3. Do I Have Enough Saved for a Down Payment and Closing Costs?
In addition to an emergency savings, you will also need to set aside as much money as you can for a down payment. While there are many loans with low down payment options, 20% down can earn you a lower interest rate, keep you from paying PMI (private mortgage insurance) and ensure more equity from the start. If you can only afford a low down payment option of 3%-5%, you might want to consider saving up money and postponing purchasing a home for when you are more financially stable.
In addition to the down payment, you will also need to save for the closing costs. Keep in mind that home buyers need to pay between 2%-5% of the purchase price of their home in closing costs. This can add up quickly when you consider fees for a $150,000 home could be as high as $7,500. Combining the down payment with the estimated closing costs, will give you a good idea of the cash you need to come up with to purchase a home.
4. Have I Run the Numbers?
Knowing if you are financially ready to be a homeowner is all in the numbers. A few numbers to remember are 28%, 32% and 40%. When considering how much house you can afford, it is wise not to go over the 28% rule – meaning your mortgage payments should not exceed 28% of your total monthly gross income. This number needs to include, principal and interest payment, real estate taxes, mortgage insurance (if applicable), and homeowners insurance. Try using a home mortgage calculator to get a ballpark idea of whether you are ready financially to be a homeowner.

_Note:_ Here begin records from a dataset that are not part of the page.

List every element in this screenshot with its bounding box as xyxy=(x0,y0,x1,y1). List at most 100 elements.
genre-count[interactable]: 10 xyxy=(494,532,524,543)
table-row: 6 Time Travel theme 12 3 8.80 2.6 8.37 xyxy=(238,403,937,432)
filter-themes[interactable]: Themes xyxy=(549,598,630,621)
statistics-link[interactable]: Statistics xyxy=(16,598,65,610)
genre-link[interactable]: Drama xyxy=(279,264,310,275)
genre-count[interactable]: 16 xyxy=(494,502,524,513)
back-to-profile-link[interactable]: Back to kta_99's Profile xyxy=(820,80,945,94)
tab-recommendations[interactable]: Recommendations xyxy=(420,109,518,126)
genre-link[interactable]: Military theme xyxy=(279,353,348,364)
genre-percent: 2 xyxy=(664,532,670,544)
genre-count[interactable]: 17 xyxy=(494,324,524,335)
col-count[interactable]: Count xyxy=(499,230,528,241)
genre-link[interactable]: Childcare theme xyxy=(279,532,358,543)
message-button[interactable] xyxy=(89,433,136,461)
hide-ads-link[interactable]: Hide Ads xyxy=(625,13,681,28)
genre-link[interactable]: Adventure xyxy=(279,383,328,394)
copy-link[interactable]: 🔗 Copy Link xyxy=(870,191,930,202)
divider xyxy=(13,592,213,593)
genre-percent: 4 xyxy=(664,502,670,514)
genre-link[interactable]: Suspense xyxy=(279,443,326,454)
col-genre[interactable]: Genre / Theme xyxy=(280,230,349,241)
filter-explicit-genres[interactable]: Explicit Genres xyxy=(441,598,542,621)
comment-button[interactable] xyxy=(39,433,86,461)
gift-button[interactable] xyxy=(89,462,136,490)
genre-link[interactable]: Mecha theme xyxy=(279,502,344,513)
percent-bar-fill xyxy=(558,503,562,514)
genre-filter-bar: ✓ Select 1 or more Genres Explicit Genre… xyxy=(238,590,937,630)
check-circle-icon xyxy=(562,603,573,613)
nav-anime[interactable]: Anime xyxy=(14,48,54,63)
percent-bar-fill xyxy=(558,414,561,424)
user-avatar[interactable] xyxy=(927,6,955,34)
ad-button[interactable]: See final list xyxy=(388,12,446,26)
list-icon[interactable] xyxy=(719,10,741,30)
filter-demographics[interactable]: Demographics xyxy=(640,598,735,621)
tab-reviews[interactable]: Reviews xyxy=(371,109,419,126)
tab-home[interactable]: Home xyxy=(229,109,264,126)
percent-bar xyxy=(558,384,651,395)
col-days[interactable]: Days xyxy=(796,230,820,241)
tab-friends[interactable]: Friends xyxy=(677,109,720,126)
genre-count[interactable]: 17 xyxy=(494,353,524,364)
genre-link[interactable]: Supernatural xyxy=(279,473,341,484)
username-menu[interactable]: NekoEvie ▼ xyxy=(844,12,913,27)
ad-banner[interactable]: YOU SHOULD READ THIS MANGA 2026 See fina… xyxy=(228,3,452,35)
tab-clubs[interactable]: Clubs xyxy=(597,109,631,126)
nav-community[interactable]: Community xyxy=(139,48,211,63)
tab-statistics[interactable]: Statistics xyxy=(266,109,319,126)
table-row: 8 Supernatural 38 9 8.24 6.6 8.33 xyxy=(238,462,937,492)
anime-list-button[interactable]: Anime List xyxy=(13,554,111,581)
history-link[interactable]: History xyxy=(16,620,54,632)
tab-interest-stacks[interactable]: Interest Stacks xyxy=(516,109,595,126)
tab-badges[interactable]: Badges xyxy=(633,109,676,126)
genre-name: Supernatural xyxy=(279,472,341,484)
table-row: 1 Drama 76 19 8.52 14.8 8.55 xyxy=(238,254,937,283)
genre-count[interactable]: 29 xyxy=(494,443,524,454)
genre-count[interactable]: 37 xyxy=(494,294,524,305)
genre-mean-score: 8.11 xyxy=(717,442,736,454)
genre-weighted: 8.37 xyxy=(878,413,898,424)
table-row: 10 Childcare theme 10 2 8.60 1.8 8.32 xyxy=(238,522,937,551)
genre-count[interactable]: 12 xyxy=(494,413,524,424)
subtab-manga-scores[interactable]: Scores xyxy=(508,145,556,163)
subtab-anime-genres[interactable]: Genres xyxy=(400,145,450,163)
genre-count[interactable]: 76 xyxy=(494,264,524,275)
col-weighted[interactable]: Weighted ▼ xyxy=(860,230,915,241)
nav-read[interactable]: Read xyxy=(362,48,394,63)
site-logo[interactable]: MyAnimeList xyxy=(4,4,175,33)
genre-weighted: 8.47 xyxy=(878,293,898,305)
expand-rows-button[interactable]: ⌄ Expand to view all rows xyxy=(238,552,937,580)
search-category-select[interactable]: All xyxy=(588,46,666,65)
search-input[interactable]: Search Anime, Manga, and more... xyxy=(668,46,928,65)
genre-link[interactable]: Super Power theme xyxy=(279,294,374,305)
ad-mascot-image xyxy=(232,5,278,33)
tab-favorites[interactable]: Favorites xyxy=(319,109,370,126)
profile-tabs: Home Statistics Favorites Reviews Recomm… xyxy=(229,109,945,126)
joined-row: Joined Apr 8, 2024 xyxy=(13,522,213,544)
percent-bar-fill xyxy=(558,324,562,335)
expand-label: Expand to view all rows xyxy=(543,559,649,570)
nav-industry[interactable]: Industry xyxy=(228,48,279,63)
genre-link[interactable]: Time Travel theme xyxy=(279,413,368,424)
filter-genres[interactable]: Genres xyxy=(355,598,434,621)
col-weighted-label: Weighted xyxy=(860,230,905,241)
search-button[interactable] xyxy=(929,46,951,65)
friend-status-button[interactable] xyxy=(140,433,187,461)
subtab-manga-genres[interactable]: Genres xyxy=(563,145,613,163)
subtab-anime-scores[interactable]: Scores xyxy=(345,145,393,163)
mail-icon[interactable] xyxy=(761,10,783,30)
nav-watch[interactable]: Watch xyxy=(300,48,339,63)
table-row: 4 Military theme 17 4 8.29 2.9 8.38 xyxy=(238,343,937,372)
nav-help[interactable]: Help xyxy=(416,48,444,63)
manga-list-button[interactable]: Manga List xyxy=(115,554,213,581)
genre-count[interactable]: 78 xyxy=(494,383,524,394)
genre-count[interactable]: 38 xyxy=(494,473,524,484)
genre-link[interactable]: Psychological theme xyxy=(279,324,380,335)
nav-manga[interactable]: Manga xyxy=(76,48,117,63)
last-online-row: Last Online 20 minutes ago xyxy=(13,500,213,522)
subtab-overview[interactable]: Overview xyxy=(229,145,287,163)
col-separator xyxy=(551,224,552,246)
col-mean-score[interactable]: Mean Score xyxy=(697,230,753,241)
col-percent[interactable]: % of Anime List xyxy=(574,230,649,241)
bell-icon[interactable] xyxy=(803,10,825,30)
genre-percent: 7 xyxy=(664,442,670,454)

Since there are a variety of costs associated with being a homeowner, it is wise to not exceed 32% of your gross monthly income going toward your housing costs. If you follow the 28% rule, you can allocate about 4% of your income going towards home repair or other associated housing costs.
Another percentage to keep in mind is 40%. Experts agree that your total monthly debts, including your mortgage, should not exceed 40% of your gross monthly income. In fact, banks will look at your income to debt ratio and decide if you are a good candidate for lending. The lower this percentage is the better shape you will be in for lending purposes, and for your own financial stability.
5. Am I Ready to Put Down Some Roots?
Life is full of surprises and change is always something that you can expect, but if you want to purchase a home, you also need to be ready to stay put for a while. Buying a home can be expensive, and coming up with a down payment, closing fees, and moving costs can prove to be a prudent financial investment if you plan on staying in your home for at least five years. Building equity takes time, and it will take several years to recoup all the money you have put into home, which is likely to prove to be one of your largest investment. If you decide to buy a home, make sure you take the steps needed to purchase a home in a community you want to live in so that you are not tempted to move prematurely.
Purchasing a home is not just a financial decision, it is an emotional one as well. Asking yourself these important questions and doing what it takes to plan for such a large purchase will prepare you to set sail on your home buying voyage.
What are some ways that you financially prepared to purchase your first home?